Abstract Background: Diffuse midline glioma (DMG) is a highly aggressive pediatric brain cancer with a poor prognosis [1]. Mechanistically, DMG harbors a lysine-to-methionine substitution at position 27 of histone H3.3 (H3.3K27M), which leads to global hypomethylation and a dramatically altered epigenetic landscape [2, 3]. Aim: This study aims to explore the H3.3K27M mutation from a novel perspective by investigating its effects on H3.3 ubiquitination, with the goal of identifying effective, novel therapeutic targets. Methods: Mass spectrometry was used to identify potential E3 ligases for H3.3, while immunoprecipitation to verify this interaction. Cell viability and survival were determined by MTS and clonogenic survival assays, respectively.
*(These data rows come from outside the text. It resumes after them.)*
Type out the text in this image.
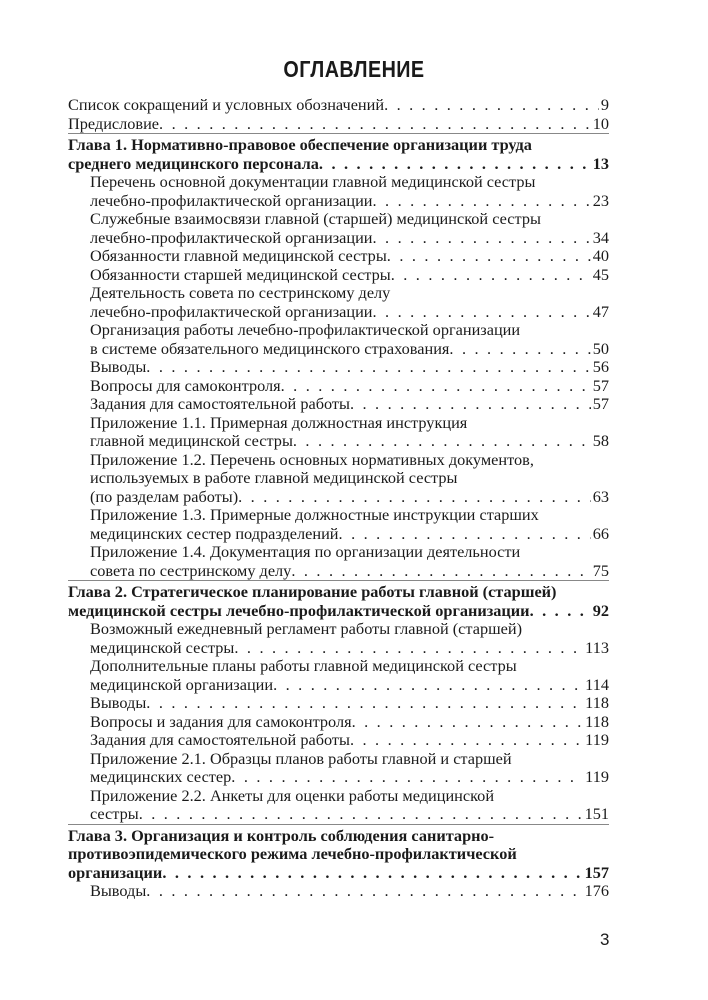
ОГЛАВЛЕНИЕ
Список сокращений и условных обозначений . . .	9
Предисловие . . .	10
Глава 1. Нормативно-правовое обеспечение организации труда
среднего медицинского персонала . . .	13
Перечень основной документации главной медицинской сестры
лечебно-профилактической организации . . .	23
Служебные взаимосвязи главной (старшей) медицинской сестры
лечебно-профилактической организации . . .	34
Обязанности главной медицинской сестры . . .	40
Обязанности старшей медицинской сестры . . .	45
Деятельность совета по сестринскому делу
лечебно-профилактической организации . . .	47
Организация работы лечебно-профилактической организации
в системе обязательного медицинского страхования . . .	50
Выводы . . .	56
Вопросы для самоконтроля . . .	57
Задания для самостоятельной работы . . .	57
Приложение 1.1. Примерная должностная инструкция
главной медицинской сестры . . .	58
Приложение 1.2. Перечень основных нормативных документов,
используемых в работе главной медицинской сестры
(по разделам работы) . . .	63
Приложение 1.3. Примерные должностные инструкции старших
медицинских сестер подразделений . . .	66
Приложение 1.4. Документация по организации деятельности
совета по сестринскому делу . . .	75
Глава 2. Стратегическое планирование работы главной (старшей)
медицинской сестры лечебно-профилактической организации . . .	92
Возможный ежедневный регламент работы главной (старшей)
медицинской сестры . . .	113
Дополнительные планы работы главной медицинской сестры
медицинской организации . . .	114
Выводы . . .	118
Вопросы и задания для самоконтроля . . .	118
Задания для самостоятельной работы . . .	119
Приложение 2.1. Образцы планов работы главной и старшей
медицинских сестер . . .	119
Приложение 2.2. Анкеты для оценки работы медицинской
сестры . . .	151
Глава 3. Организация и контроль соблюдения санитарно-
противоэпидемического режима лечебно-профилактической
организации . . .	157
Выводы . . .	176
3
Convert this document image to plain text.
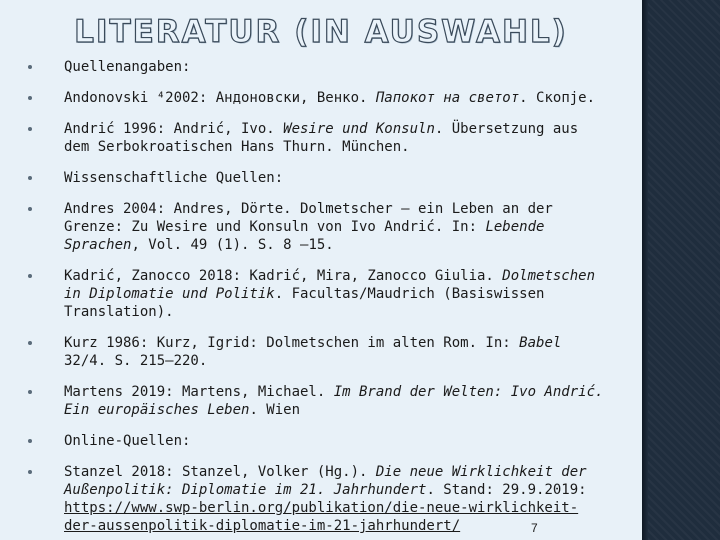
LITERATUR (IN AUSWAHL)
Quellenangaben:
Andonovski ⁴2002: Андоновски, Венко. Папокот на светот. Скопје.
Andrić 1996: Andrić, Ivo. Wesire und Konsuln. Übersetzung aus dem Serbokroatischen Hans Thurn. München.
Wissenschaftliche Quellen:
Andres 2004: Andres, Dörte. Dolmetscher – ein Leben an der Grenze: Zu Wesire und Konsuln von Ivo Andrić. In: Lebende Sprachen, Vol. 49 (1). S. 8 –15.
Kadrić, Zanocco 2018: Kadrić, Mira, Zanocco Giulia. Dolmetschen in Diplomatie und Politik. Facultas/Maudrich (Basiswissen Translation).
Kurz 1986: Kurz, Igrid: Dolmetschen im alten Rom. In: Babel 32/4. S. 215–220.
Martens 2019: Martens, Michael. Im Brand der Welten: Ivo Andrić. Ein europäisches Leben. Wien
Online-Quellen:
Stanzel 2018: Stanzel, Volker (Hg.). Die neue Wirklichkeit der Außenpolitik: Diplomatie im 21. Jahrhundert. Stand: 29.9.2019: https://www.swp-berlin.org/publikation/die-neue-wirklichkeit-der-aussenpolitik-diplomatie-im-21-jahrhundert/	7
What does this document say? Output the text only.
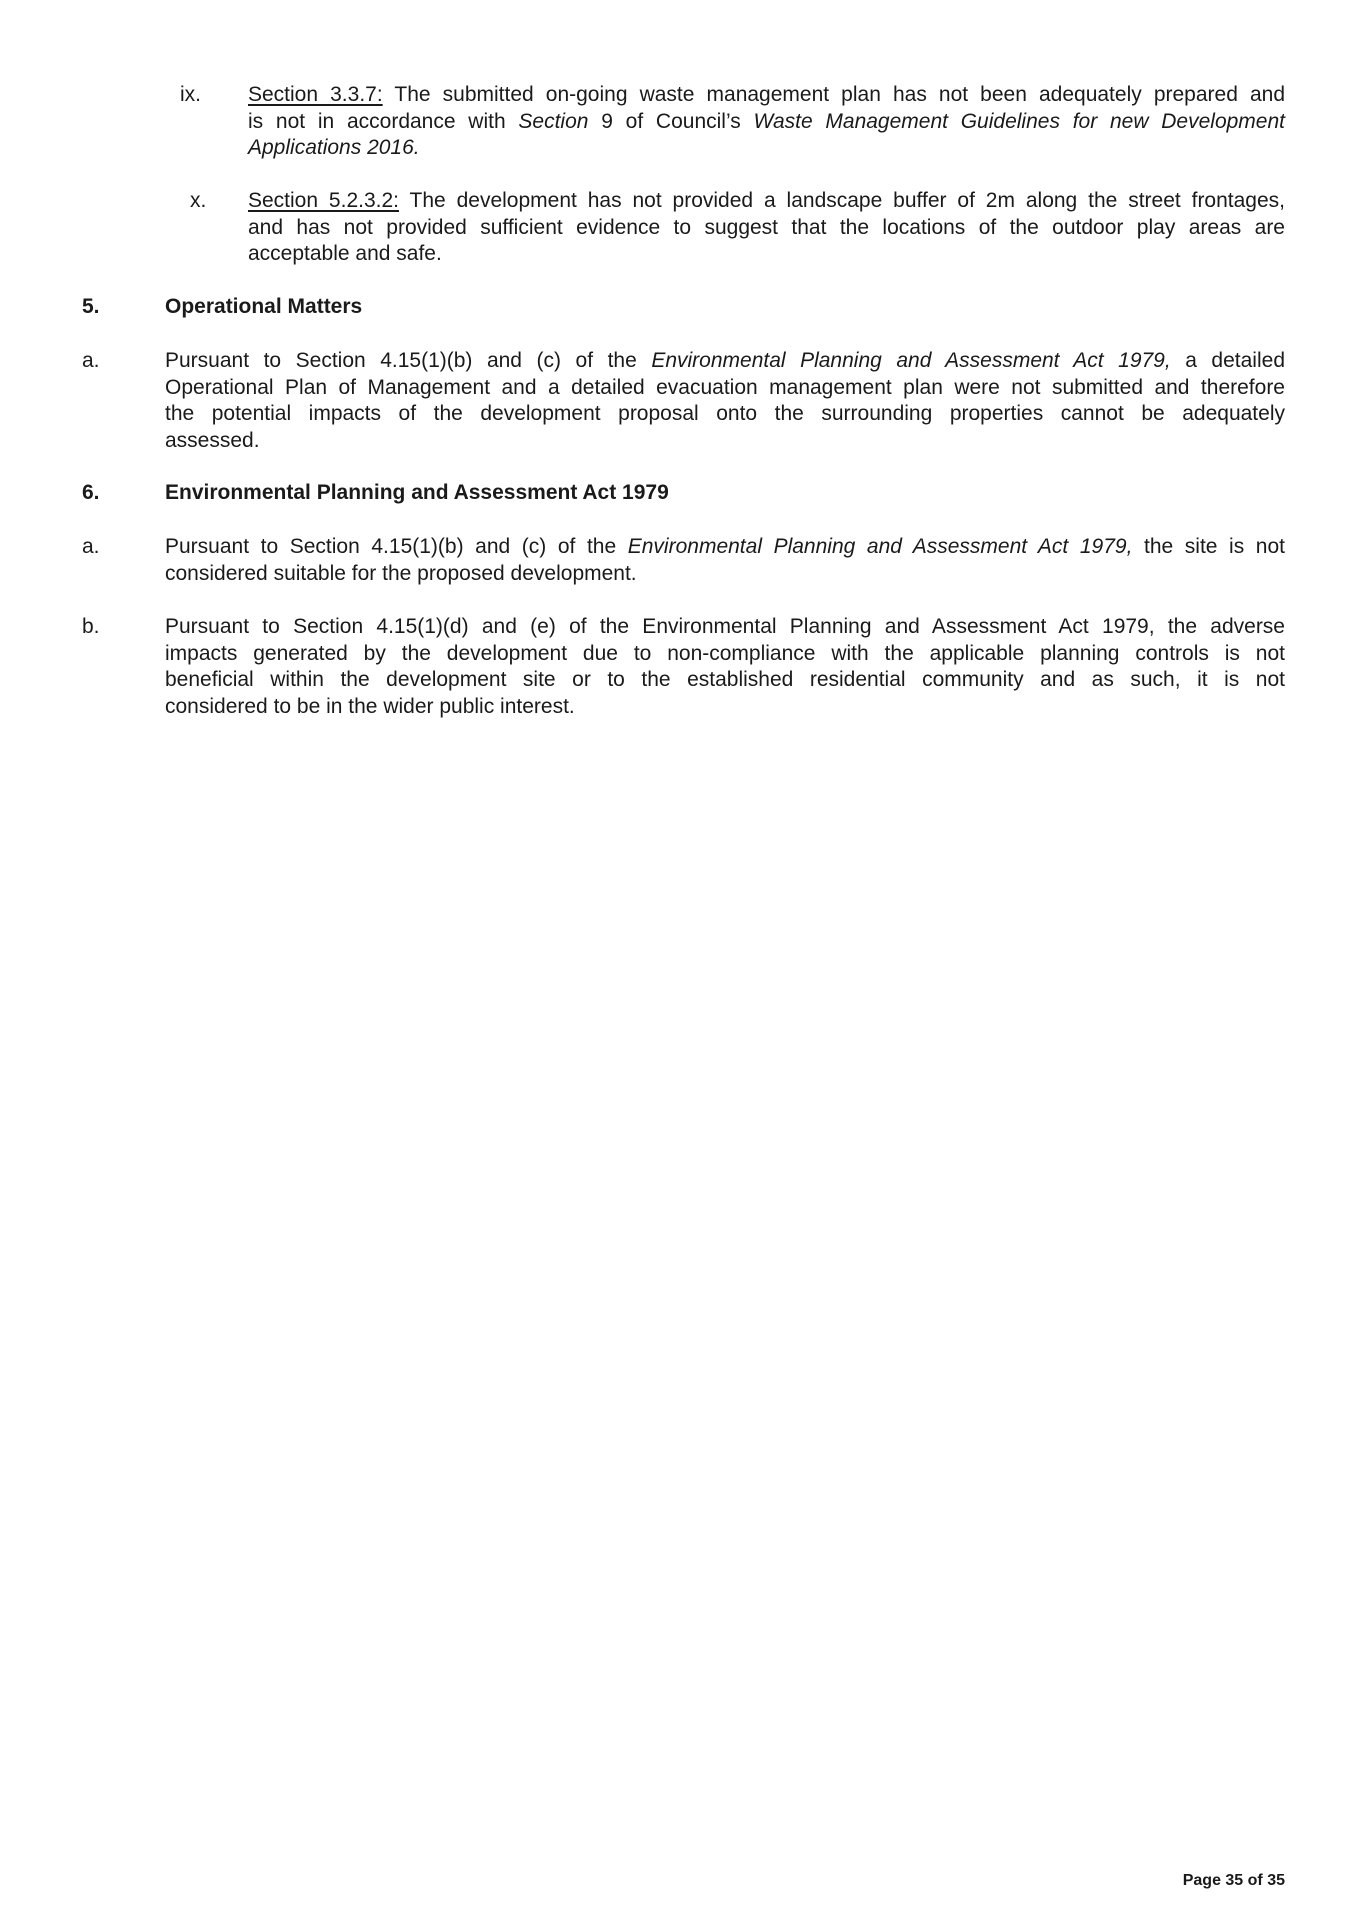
ix. Section 3.3.7: The submitted on-going waste management plan has not been adequately prepared and
is not in accordance with Section 9 of Council’s Waste Management Guidelines for new Development
Applications 2016.
x. Section 5.2.3.2: The development has not provided a landscape buffer of 2m along the street frontages,
and has not provided sufficient evidence to suggest that the locations of the outdoor play areas are
acceptable and safe.
5.	Operational Matters
a.	Pursuant to Section 4.15(1)(b) and (c) of the Environmental Planning and Assessment Act 1979, a detailed
Operational Plan of Management and a detailed evacuation management plan were not submitted and therefore
the potential impacts of the development proposal onto the surrounding properties cannot be adequately
assessed.
6.	Environmental Planning and Assessment Act 1979
a.	Pursuant to Section 4.15(1)(b) and (c) of the Environmental Planning and Assessment Act 1979, the site is not
considered suitable for the proposed development.
b.	Pursuant to Section 4.15(1)(d) and (e) of the Environmental Planning and Assessment Act 1979, the adverse
impacts generated by the development due to non-compliance with the applicable planning controls is not
beneficial within the development site or to the established residential community and as such, it is not
considered to be in the wider public interest.
Page 35 of 35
Nucleosome fractionation was performed to detect the distribution of wild-type (WT) or K27M mutant H3.3 histones. Results: Mass spectrometry identified UBR7, an E3 ligase, as exhibiting a stronger binding affinity with WT H3.3 than its K27M mutant counterpart. Further nucleosome fractionation assay revealed that K27M histones are more likely deposited in nucleosomes than WT H3.3. Further analysis demonstrated that a non-phosphorylation mimic mutation (serine to alanine) at amino acid 28 (S28A) restored the binding affinity of K27M mutant H3.3 with UBR7. Importantly, this mutation disrupted H3.3 phosphorylation and significantly diminished cell survival, whereas the constitutively activated phosphorylation mutation (S to glutamine (E)) on S28 (S28E) mimics K27M mutation in promoting cell proliferation and survival. Conclusion: These findings suggest that S28ph impairs UBR7-mediated K27M ubiquitination and promotes DMG cell growth, suggesting that targeting S28ph is an effective therapeutic strategy. However, the underlying mechanisms by which K27M interplays with S28ph in promoting tumorigenesis require further investigation. Citation Format: Yuqian Yan. Targeting H3.3 serine 28 phosphorylation as a novel therapeutic strategy for diffuse midline glioma [abstract]. In: Proceedings of the American Association for Cancer Research Annual Meeting 2024; Part 1 (Regular Abstracts); 2024 Apr 5-10; San Diego, CA. Philadelphia (PA): AACR; Cancer Res 2024;84(6_Suppl):Abstract nr 1719.